Metric ergodicity
In mathematics , metric ergodicity is a reinforcement of the concept of ergodicity .
Metric ergodicity
A dimensionally maintaining effect of a group on a dimensional space is called metric ergodic if for every isometric effect of the group on a separable metric space every - equivariate figure is almost everywhere constant.
From metric ergodicity, ergodicity follows by applying the condition .

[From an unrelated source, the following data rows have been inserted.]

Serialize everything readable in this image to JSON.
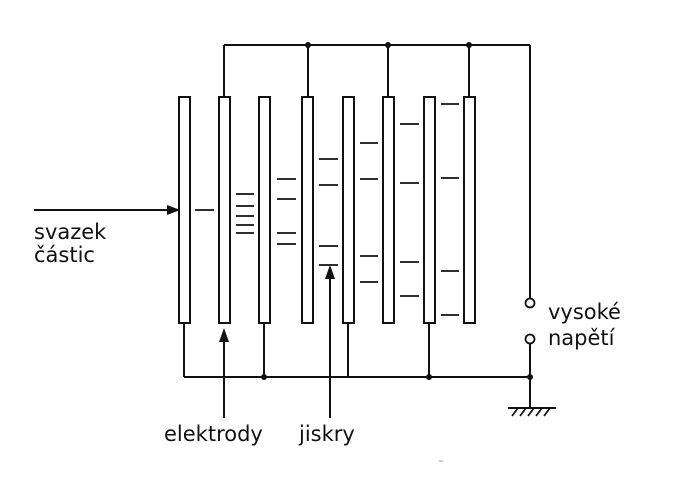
{
  "labels": {
    "beam_line1": "svazek",
    "beam_line2": "částic",
    "electrodes": "elektrody",
    "sparks": "jiskry",
    "high_voltage_line1": "vysoké",
    "high_voltage_line2": "napětí"
  },
  "colors": {
    "ink": "#111111",
    "background": "#ffffff"
  }
}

Relative metric ergodicity
definition
An equivariate mapping between Lebesgue G spaces is relatively metrically ergodic if there is an equivariate mapping with for every equivariate Borel map with a fiber-wise isometric G effect and for all equivariate maps with .
properties
- The linking of relatively metric ergodic G-maps is again relatively metric ergodic.
- If relative metric is ergodic then this also applies , but not necessarily applies .
- If the projection is relatively metric ergodic, then metric is ergodic.
- If a grid is in a Lie group , then a relatively metric ergodic map is also a relatively metric ergodic map.
literature
- U. Bader, A. Furman: Boundaries, rigidity of representations, and Lyapunov exponents , Proceedings of ICM 2014, Invited Lectures, (2014), 71-96.
- U. Bader, A. Furman: Boundaries, Weyl groups, and Superrigidity , Electron. Res. Announc. Math. Sci., Vol 19 (2012), 41-48.
- U. Bader, B. Duchesne, J. Lcureux (2014). Furstenberg Maps for CAT (0) Targets of Finite Telescopic Dimension.